3. Ask. Without judgment, ask your mind what it hopes to accomplish by drawing your attention to suffering. Does he want to find out what the problem is? Try to find another solution? To let your pain be heard? Do you need to remember her to protect yourself another time? Or are you scared to feel good? Or maybe scrolling through your head painful thoughts calms you down?

In the end, you will find that trying to reach agreement with the mind is like trying to open a lock with a banana: it is simply the wrong tool. The next time you want to deal with pain, remind yourself that it is useless to think about it: you have learned it from your own experience. Failure is a great teacher.

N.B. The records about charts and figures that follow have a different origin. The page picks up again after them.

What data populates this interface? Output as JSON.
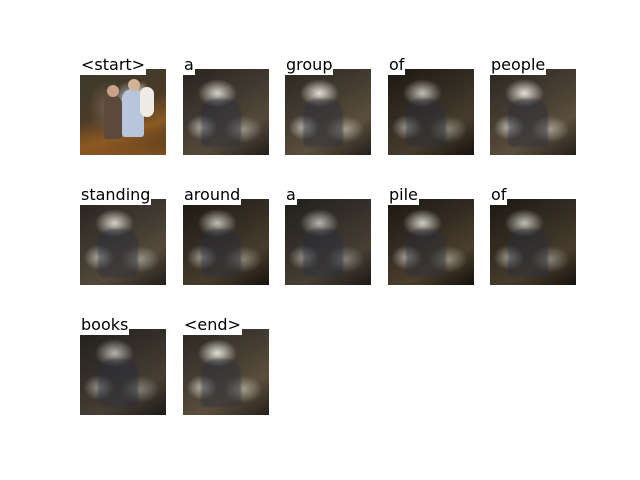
{
  "tokens": [
    {
      "word": "<start>"
    },
    {
      "word": "a"
    },
    {
      "word": "group"
    },
    {
      "word": "of"
    },
    {
      "word": "people"
    },
    {
      "word": "standing"
    },
    {
      "word": "around"
    },
    {
      "word": "a"
    },
    {
      "word": "pile"
    },
    {
      "word": "of"
    },
    {
      "word": "books"
    },
    {
      "word": "<end>"
    }
  ]
}
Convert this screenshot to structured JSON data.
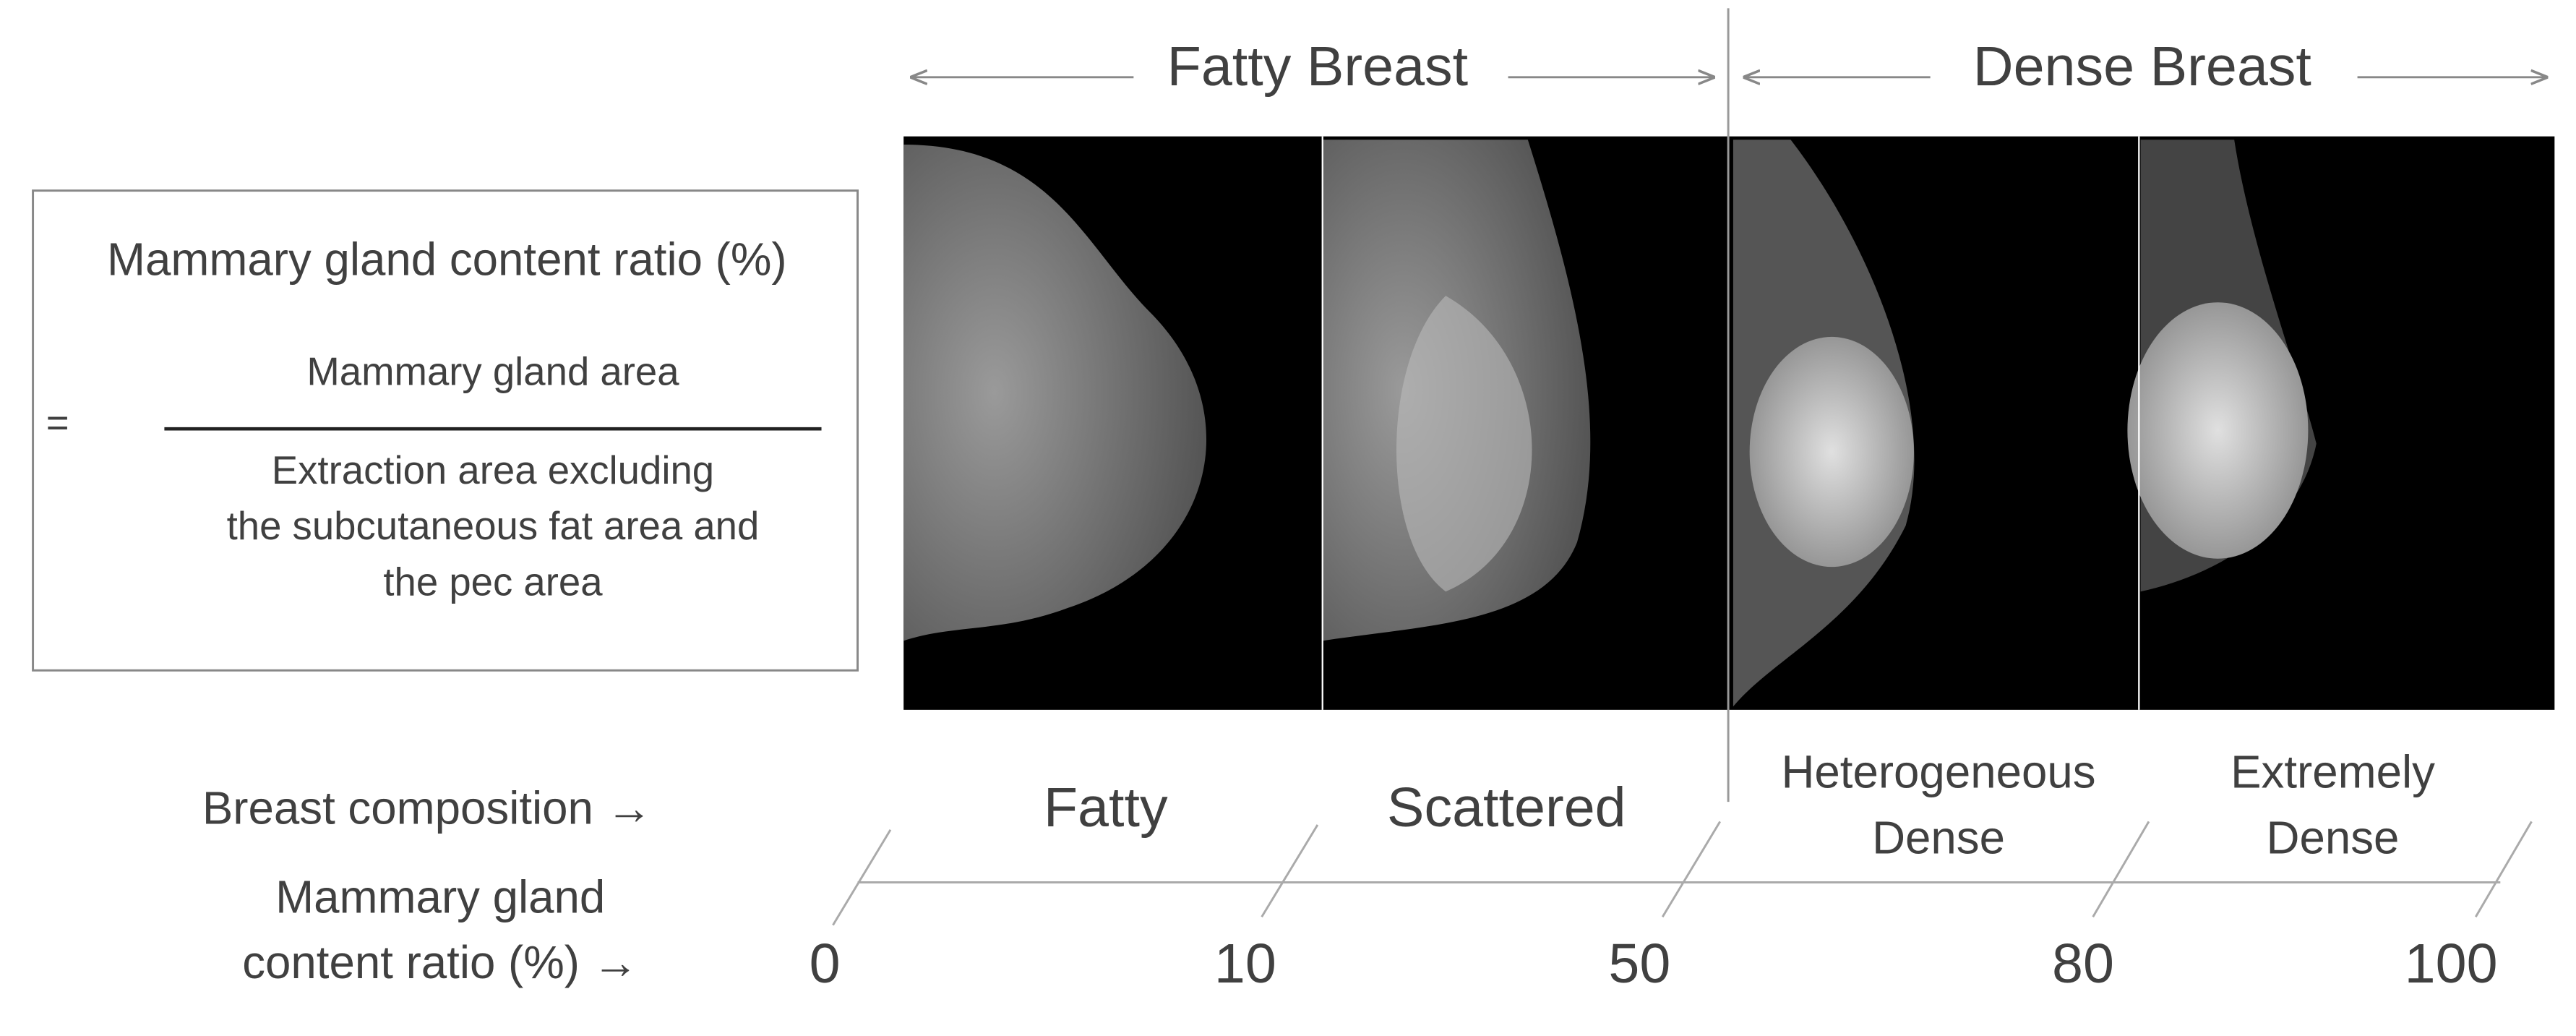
{
  "header": {
    "left": "Fatty Breast",
    "right": "Dense Breast"
  },
  "formula": {
    "title": "Mammary gland content ratio (%)",
    "equals": "=",
    "numerator": "Mammary gland area",
    "denominator": [
      "Extraction area excluding",
      "the subcutaneous fat area and",
      "the pec area"
    ]
  },
  "row_labels": {
    "composition": "Breast composition →",
    "ratio": [
      "Mammary gland",
      "content ratio (%) →"
    ]
  },
  "categories": [
    [
      "Fatty"
    ],
    [
      "Scattered"
    ],
    [
      "Heterogeneous",
      "Dense"
    ],
    [
      "Extremely",
      "Dense"
    ]
  ],
  "scale": [
    0,
    10,
    50,
    80,
    100
  ]
}
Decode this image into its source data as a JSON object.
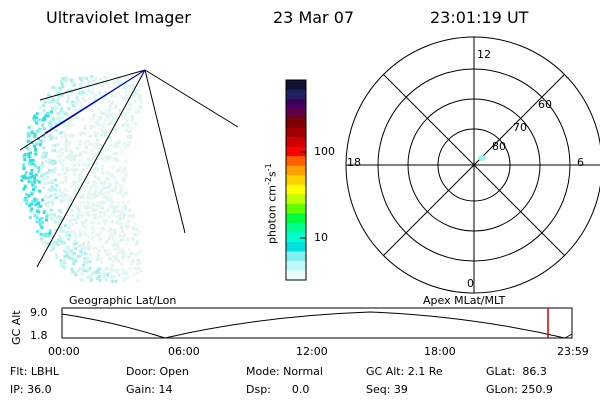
{
  "header": {
    "instrument": "Ultraviolet Imager",
    "date": "23 Mar 07",
    "time": "23:01:19 UT"
  },
  "colorbar": {
    "unit_label": "photon cm",
    "unit_exp1": "-2",
    "unit_mid": "s",
    "unit_exp2": "-1",
    "ticks": [
      "100",
      "10"
    ],
    "colors": [
      "#101030",
      "#202060",
      "#400060",
      "#600040",
      "#800000",
      "#a00000",
      "#cc0000",
      "#ff0000",
      "#ff6000",
      "#ffa000",
      "#ffd000",
      "#ffff00",
      "#c0ff00",
      "#60ff00",
      "#00ff40",
      "#00ff90",
      "#00ffd0",
      "#00e0e0",
      "#80f0f0",
      "#c0f8f8",
      "#e8fcfc"
    ]
  },
  "polar_plot": {
    "mlt_labels": {
      "top": "12",
      "left": "18",
      "right": "6",
      "bottom": "0"
    },
    "lat_labels": [
      "60",
      "70",
      "80"
    ]
  },
  "timeline": {
    "geo_label": "Geographic Lat/Lon",
    "apex_label": "Apex MLat/MLT",
    "axis_title": "GC Alt",
    "y_top": "9.0",
    "y_bottom": "1.8",
    "x_ticks": [
      "00:00",
      "06:00",
      "12:00",
      "18:00",
      "23:59"
    ],
    "marker_color": "#d00000"
  },
  "info": {
    "flt": "Flt: LBHL",
    "ip": "IP: 36.0",
    "door": "Door: Open",
    "gain": "Gain: 14",
    "mode": "Mode: Normal",
    "dsp": "Dsp:      0.0",
    "gcalt": "GC Alt: 2.1 Re",
    "seq": "Seq: 39",
    "glat": "GLat:  86.3",
    "glon": "GLon: 250.9"
  }
}
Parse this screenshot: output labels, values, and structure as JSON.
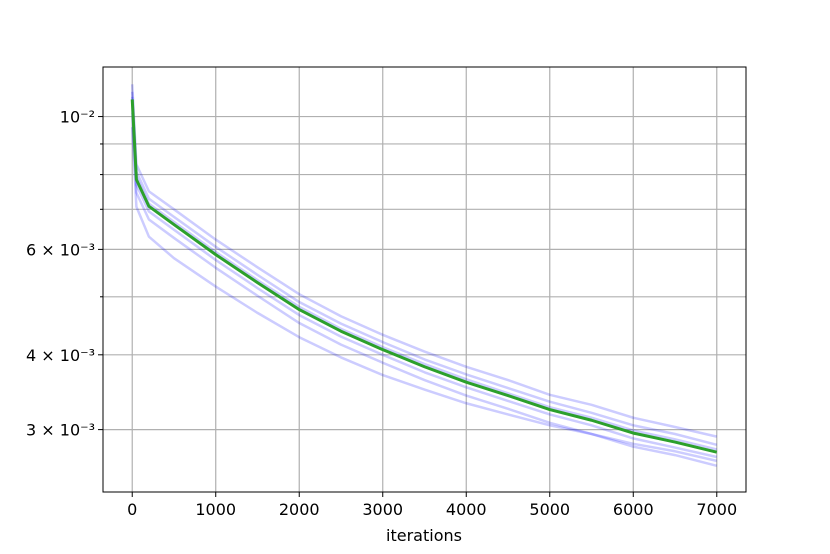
{
  "chart_data": {
    "type": "line",
    "x_label": "iterations",
    "y_log": true,
    "grid": true,
    "xlim": [
      -350,
      7350
    ],
    "ylim": [
      0.00236,
      0.0121
    ],
    "xticks": [
      0,
      1000,
      2000,
      3000,
      4000,
      5000,
      6000,
      7000
    ],
    "yticks": [
      {
        "value": 0.01,
        "label": "10⁻²"
      },
      {
        "value": 0.009,
        "label": null
      },
      {
        "value": 0.008,
        "label": null
      },
      {
        "value": 0.007,
        "label": null
      },
      {
        "value": 0.006,
        "label": "6 × 10⁻³"
      },
      {
        "value": 0.005,
        "label": null
      },
      {
        "value": 0.004,
        "label": "4 × 10⁻³"
      },
      {
        "value": 0.003,
        "label": "3 × 10⁻³"
      }
    ],
    "x": [
      0,
      50,
      200,
      500,
      1000,
      1500,
      2000,
      2500,
      3000,
      3500,
      4000,
      4500,
      5000,
      5500,
      6000,
      6500,
      7000
    ],
    "series": [
      {
        "color": "#0000ff",
        "opacity": 0.2,
        "values": [
          0.01132,
          0.00832,
          0.0075,
          0.007,
          0.00623,
          0.0056,
          0.00505,
          0.00464,
          0.00432,
          0.00405,
          0.00382,
          0.00363,
          0.00343,
          0.0033,
          0.00314,
          0.00303,
          0.00292
        ]
      },
      {
        "color": "#0000ff",
        "opacity": 0.2,
        "values": [
          0.011,
          0.00809,
          0.00729,
          0.0068,
          0.00606,
          0.00544,
          0.0049,
          0.00451,
          0.0042,
          0.00393,
          0.00371,
          0.00352,
          0.00334,
          0.0032,
          0.00305,
          0.00295,
          0.00283
        ]
      },
      {
        "color": "#0000ff",
        "opacity": 0.2,
        "values": [
          0.01079,
          0.00793,
          0.00715,
          0.00667,
          0.00594,
          0.00533,
          0.00481,
          0.00442,
          0.00412,
          0.00386,
          0.00364,
          0.00345,
          0.00327,
          0.00314,
          0.00299,
          0.00289,
          0.00278
        ]
      },
      {
        "color": "#0000ff",
        "opacity": 0.2,
        "values": [
          0.01047,
          0.00769,
          0.00694,
          0.00647,
          0.00576,
          0.00517,
          0.00466,
          0.00429,
          0.004,
          0.00374,
          0.00353,
          0.00335,
          0.00318,
          0.00305,
          0.0029,
          0.0028,
          0.0027
        ]
      },
      {
        "color": "#0000ff",
        "opacity": 0.2,
        "values": [
          0.01015,
          0.00746,
          0.00673,
          0.00627,
          0.00559,
          0.00502,
          0.00452,
          0.00416,
          0.00388,
          0.00363,
          0.00342,
          0.00325,
          0.00308,
          0.00295,
          0.00281,
          0.00272,
          0.00261
        ]
      },
      {
        "color": "#0000ff",
        "opacity": 0.2,
        "values": [
          0.0096,
          0.00707,
          0.0063,
          0.0058,
          0.0052,
          0.0047,
          0.00428,
          0.00396,
          0.0037,
          0.0035,
          0.00332,
          0.00318,
          0.00305,
          0.00295,
          0.00284,
          0.00276,
          0.00266
        ]
      },
      {
        "color": "#2ca02c",
        "opacity": 1,
        "width": 3,
        "values": [
          0.01068,
          0.00785,
          0.00708,
          0.0066,
          0.00588,
          0.00528,
          0.00476,
          0.00438,
          0.00408,
          0.00382,
          0.0036,
          0.00342,
          0.00324,
          0.00311,
          0.00296,
          0.00286,
          0.00275
        ]
      }
    ]
  }
}
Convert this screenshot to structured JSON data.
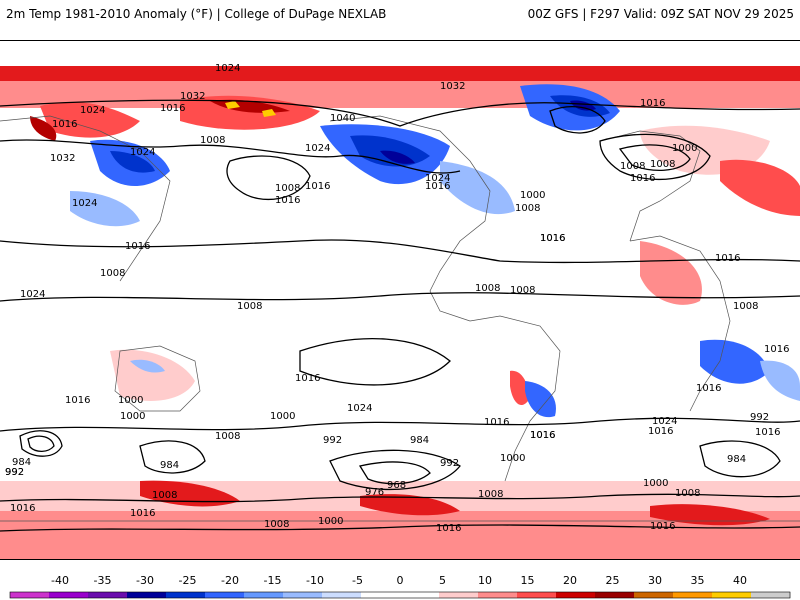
{
  "header": {
    "left_title": "2m Temp 1981-2010 Anomaly (°F) | College of DuPage NEXLAB",
    "right_title": "00Z GFS | F297 Valid: 09Z SAT NOV 29 2025"
  },
  "map": {
    "isobar_labels": [
      "1024",
      "1032",
      "1016",
      "1008",
      "1040",
      "1024",
      "1016",
      "1032",
      "1024",
      "1024",
      "1016",
      "1032",
      "1016",
      "1008",
      "1000",
      "1008",
      "1016",
      "1008",
      "1016",
      "1024",
      "1016",
      "1008",
      "1024",
      "1016",
      "1008",
      "1000",
      "1008",
      "1016",
      "1008",
      "1016",
      "1008",
      "1016",
      "1024",
      "1016",
      "992",
      "1000",
      "984",
      "992",
      "984",
      "976",
      "968",
      "992",
      "1016",
      "1000",
      "1008",
      "1016",
      "1016",
      "1008",
      "1016",
      "1024",
      "992",
      "1016",
      "1016",
      "984",
      "1000",
      "1008",
      "1016",
      "1000",
      "1016",
      "1008",
      "1024",
      "1008",
      "1016",
      "1000",
      "1016",
      "1016",
      "1000",
      "1008",
      "984",
      "992",
      "1016"
    ]
  },
  "colorbar": {
    "ticks": [
      "-40",
      "-35",
      "-30",
      "-25",
      "-20",
      "-15",
      "-10",
      "-5",
      "0",
      "5",
      "10",
      "15",
      "20",
      "25",
      "30",
      "35",
      "40"
    ],
    "colors": [
      "#cc33cc",
      "#9900cc",
      "#6a0dad",
      "#000099",
      "#0033cc",
      "#3366ff",
      "#6699ff",
      "#99bbff",
      "#ccddff",
      "#ffffff",
      "#ffffff",
      "#ffcccc",
      "#ff8c8c",
      "#ff4d4d",
      "#cc0000",
      "#990000",
      "#cc6600",
      "#ff9900",
      "#ffcc00",
      "#cccccc"
    ]
  }
}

4. Move your attention from thinking about the problem to actually experiencing it. Feel where and how you experience this pain in your body. You can put your hand on your heart and even say a prayer for healing. Turn off your head and immerse yourself in the bodily experience.

5. Say “no” or “stop” out loud. We can learn to say no to the aspirations of our mind just as we say no to a child who does something that will harm him. Sometimes the wiser part of us has to step in and put an end to the harmful behavior of the mind. Be sure to say “no” out loud so that you can hear and perceive it sensually, and not just another thought of a negative mind.

6. Ask yourself what you risk if you let go of your pain. Find out what is so dangerous waiting for you in life if you do not remind yourself of the bad. Make a willful decision not to fill your present with worries of the past or (possible) future. Be bold: create a different identity that is not pieced together from personal stories, but always new and constantly changing.

As you work, you will find that you can be perfectly healthy and happy in the moment without going back and doing what you did before.


The author is Nancy Kohler, a psychotherapist, social worker, interfaith minister and author of The Power of Switching Off: A Mindful Way to Stay Sane in the Virtual World.